The Plaintiffs cite two cases for the proposition that discovery is permitted when motive or intent forms an element of a plaintiff's claim. See Plaintiffs' Response at 2 (citing Gary v. United States , No. 3:97-CV-658, 1998 WL 834853 (E.D. Tenn. Sept. 4, 1998), and Casarez v. Val Verde County , 967 F. Supp. 917 (W.D. Tex. 1997)). However, both are too far afield to help the Plaintiffs. Gary concerns the discoverability of an Internal Revenue Service ("IRS") revenue officer's personnel file in an action to recover damages for an alleged unlawful levy by the IRS, while Casarez notes that certain evidence (to wit, depositions of absentee voters) would have been relevant to a challenge to the propriety of the casting of those absentee votes.

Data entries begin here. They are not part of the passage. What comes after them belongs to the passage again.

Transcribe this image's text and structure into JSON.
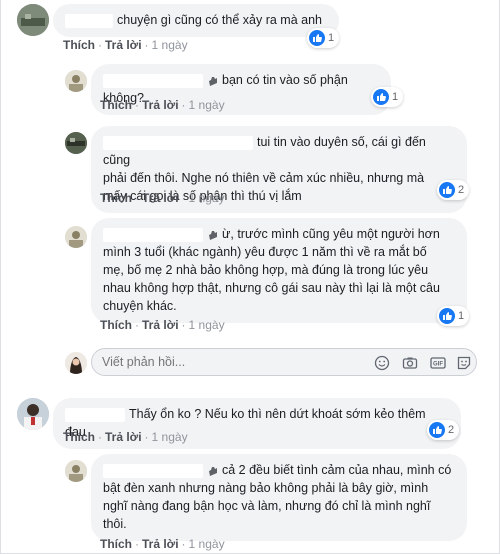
{
  "actions": {
    "like": "Thích",
    "reply": "Trả lời"
  },
  "comments": [
    {
      "text": "chuyện gì cũng có thể xảy ra mà anh",
      "time": "1 ngày",
      "likes": "1"
    },
    {
      "text": "bạn có tin vào số phận không?",
      "time": "1 ngày",
      "likes": "1"
    },
    {
      "lines": [
        "tui tin vào duyên số, cái gì đến cũng",
        "phải đến thôi. Nghe nó thiên về cảm xúc nhiều, nhưng mà",
        "mấy cái gọi là số phận thì thú vị lắm"
      ],
      "time": "1 ngày",
      "likes": "2"
    },
    {
      "lines": [
        "ừ, trước mình cũng yêu một người hơn",
        "mình 3 tuổi (khác ngành) yêu được 1 năm thì về ra mắt bố",
        "mẹ, bố mẹ 2 nhà bảo không hợp, mà đúng là trong lúc yêu",
        "nhau không hợp thật, nhưng cô gái sau này thì lại là một câu",
        "chuyện khác."
      ],
      "time": "1 ngày",
      "likes": "1"
    },
    {
      "text": "Thấy ổn ko ? Nếu ko thì nên dứt khoát sớm kẻo thêm đau",
      "time": "1 ngày",
      "likes": "2"
    },
    {
      "lines": [
        "cả 2 đều biết tình cảm của nhau, mình có",
        "bật đèn xanh nhưng nàng bảo không phải là bây giờ, mình",
        "nghĩ nàng đang bận học và làm, nhưng đó chỉ là mình nghĩ",
        "thôi."
      ],
      "time": "1 ngày"
    }
  ],
  "reply_box": {
    "placeholder": "Viết phản hồi..."
  },
  "colors": {
    "link": "#4b4f56",
    "bubble": "#f2f3f5",
    "like_blue": "#1877f2"
  }
}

Inasmuch as the Plaintiffs object to the scheduling order's five-deposition limit primarily on the ground that they wish to explore the intent and motivation of those proposing and approving the contested ordinance, arguing that such testimony would be relevant to their bill-of-attainder claim, and such testimony is not in fact relevant to that claim, I deny their motion to amend the scheduling order and grant the Town's motion for a protective order barring any deposition discovery pertaining to the intent or motive of individuals, groups, Town officers, Town boards or the legislative body relating to the enactment of the Growth Management Ordinance.

SO ORDERED.

Dated this 14th day of August, 2003.

1. Technically, the Town requests a hearing or teleconference to consider whether it might be permitted to file a motion for the protective order it seeks. See Defendant's Motion at 4-5. However, inasmuch as (i) the nature of the order sought is clear, (ii) the Town has offered substantive arguments in favor of that order and (iii) the Plaintiffs have been afforded a meaningful opportunity to respond to those substantive arguments, see Plaintiffs' Response to Request for Protective Order ("Plaintiffs' Response") (Docket No. 9), no useful purpose would be served in scheduling the requested hearing or teleconference. Accordingly, I treat the Town's request as a motion for a protective order.